Did the icy environments change much?

We had two main environments, Adelie land and Emperor land, and they change during the movie. We start with compacted snow on ice, and then we have fluffier, powdery snow. When the animators go into the scenes, they had a packed-ice layer or a packed-snow layer for the penguins’ feet. Then another team added footprints in the snow, so we’d see little foot trails. The rendering of the snow, with sparkling highlights, is so amazing. It makes it feel like you’re there. Snow is a big part of the story; we had about 50 artists working on the effects team creating character effects, water, volumetrics, and destruction. There are beautiful shots of compacted ice and snow breaking apart.

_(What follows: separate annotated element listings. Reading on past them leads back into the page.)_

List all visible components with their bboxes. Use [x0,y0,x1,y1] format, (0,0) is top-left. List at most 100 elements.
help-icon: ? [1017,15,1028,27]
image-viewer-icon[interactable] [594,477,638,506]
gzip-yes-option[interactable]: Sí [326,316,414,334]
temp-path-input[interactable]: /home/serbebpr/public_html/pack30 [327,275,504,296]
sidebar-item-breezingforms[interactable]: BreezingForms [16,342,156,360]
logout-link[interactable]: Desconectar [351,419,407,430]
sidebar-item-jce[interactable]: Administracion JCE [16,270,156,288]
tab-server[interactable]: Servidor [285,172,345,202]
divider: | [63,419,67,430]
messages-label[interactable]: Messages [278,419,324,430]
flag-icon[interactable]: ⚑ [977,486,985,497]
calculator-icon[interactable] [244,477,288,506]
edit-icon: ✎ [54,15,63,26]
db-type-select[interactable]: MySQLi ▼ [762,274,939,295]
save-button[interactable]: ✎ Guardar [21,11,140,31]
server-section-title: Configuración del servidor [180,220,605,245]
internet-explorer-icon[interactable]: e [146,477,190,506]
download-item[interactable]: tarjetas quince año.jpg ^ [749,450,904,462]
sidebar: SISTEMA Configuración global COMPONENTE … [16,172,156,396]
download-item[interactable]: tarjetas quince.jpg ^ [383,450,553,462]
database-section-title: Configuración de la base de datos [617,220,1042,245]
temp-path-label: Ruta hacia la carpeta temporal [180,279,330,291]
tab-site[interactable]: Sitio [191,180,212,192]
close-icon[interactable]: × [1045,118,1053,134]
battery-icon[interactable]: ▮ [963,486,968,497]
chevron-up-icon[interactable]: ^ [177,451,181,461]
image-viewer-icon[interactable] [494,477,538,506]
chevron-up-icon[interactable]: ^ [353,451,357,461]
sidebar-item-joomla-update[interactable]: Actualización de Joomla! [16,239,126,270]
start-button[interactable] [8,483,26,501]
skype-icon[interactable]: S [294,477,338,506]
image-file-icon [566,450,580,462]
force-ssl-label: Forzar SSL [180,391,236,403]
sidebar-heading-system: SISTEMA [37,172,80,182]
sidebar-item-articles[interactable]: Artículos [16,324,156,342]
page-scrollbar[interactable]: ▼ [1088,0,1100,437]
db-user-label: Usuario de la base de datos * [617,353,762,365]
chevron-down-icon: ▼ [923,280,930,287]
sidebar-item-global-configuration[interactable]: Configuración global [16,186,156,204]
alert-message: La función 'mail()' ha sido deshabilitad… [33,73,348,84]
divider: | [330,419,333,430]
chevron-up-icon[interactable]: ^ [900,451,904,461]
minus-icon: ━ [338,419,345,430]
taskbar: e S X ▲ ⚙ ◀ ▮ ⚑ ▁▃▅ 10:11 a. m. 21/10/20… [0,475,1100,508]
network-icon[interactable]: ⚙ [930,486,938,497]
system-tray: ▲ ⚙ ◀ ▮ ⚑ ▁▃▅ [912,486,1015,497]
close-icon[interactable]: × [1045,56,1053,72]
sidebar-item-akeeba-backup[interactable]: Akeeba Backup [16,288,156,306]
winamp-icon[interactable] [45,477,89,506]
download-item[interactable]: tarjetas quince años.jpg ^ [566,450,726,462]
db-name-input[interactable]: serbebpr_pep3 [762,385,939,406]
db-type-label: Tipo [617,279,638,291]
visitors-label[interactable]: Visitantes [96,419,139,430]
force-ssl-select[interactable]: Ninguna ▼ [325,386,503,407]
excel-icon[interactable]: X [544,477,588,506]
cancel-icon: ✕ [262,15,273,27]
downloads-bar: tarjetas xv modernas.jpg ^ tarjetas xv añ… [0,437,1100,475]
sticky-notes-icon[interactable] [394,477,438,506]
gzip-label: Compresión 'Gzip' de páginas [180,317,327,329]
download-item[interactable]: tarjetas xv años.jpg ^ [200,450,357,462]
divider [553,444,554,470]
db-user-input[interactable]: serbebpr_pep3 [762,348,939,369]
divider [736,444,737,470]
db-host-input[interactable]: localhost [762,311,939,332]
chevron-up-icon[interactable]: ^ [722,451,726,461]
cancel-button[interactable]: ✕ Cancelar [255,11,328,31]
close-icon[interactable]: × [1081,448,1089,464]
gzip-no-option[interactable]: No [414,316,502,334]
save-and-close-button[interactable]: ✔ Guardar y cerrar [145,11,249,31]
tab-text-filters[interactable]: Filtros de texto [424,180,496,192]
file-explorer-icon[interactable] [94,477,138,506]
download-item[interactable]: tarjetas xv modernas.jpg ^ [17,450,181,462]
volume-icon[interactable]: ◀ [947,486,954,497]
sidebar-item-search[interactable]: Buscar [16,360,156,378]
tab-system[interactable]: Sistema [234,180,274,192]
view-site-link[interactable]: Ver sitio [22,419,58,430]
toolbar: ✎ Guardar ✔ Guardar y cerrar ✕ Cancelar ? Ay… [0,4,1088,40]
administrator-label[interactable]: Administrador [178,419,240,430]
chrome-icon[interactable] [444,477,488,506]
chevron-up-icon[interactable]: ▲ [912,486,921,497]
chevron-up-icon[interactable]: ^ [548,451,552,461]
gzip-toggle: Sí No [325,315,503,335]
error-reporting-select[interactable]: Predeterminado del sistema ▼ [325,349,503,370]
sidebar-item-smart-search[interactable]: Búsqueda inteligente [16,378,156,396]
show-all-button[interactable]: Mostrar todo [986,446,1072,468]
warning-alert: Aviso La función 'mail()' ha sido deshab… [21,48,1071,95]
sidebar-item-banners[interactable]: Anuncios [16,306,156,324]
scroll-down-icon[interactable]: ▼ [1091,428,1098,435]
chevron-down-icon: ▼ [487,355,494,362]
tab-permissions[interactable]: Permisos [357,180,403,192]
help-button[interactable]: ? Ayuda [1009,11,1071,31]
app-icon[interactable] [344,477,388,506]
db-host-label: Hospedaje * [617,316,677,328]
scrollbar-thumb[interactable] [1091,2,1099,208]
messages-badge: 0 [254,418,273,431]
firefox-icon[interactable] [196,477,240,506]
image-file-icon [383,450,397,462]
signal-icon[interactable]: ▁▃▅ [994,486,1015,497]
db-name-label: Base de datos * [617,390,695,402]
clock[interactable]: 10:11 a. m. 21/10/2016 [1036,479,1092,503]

Did you have favorite characters?

Well, the krill are certainly high on my list. The elephant seals were a pleasure to animate. The main one, Beach Master, was a fantastic character to get into, and he has a sidekick named Wayne. I liked them a lot. And, animating to Robin Williams is always great. He was Ramon the Adelie penguin, and the Rockhopper. Ramon is very over the top theatrically, and he gets a love interest in this film, so that added a whole other layer to his performance. We see Mumble worried about his son, and Sven wrapped up in being an inspirational speaker. We have big catastrophes and massive dance numbers. The first film hit a very high mark. We tried to step above it.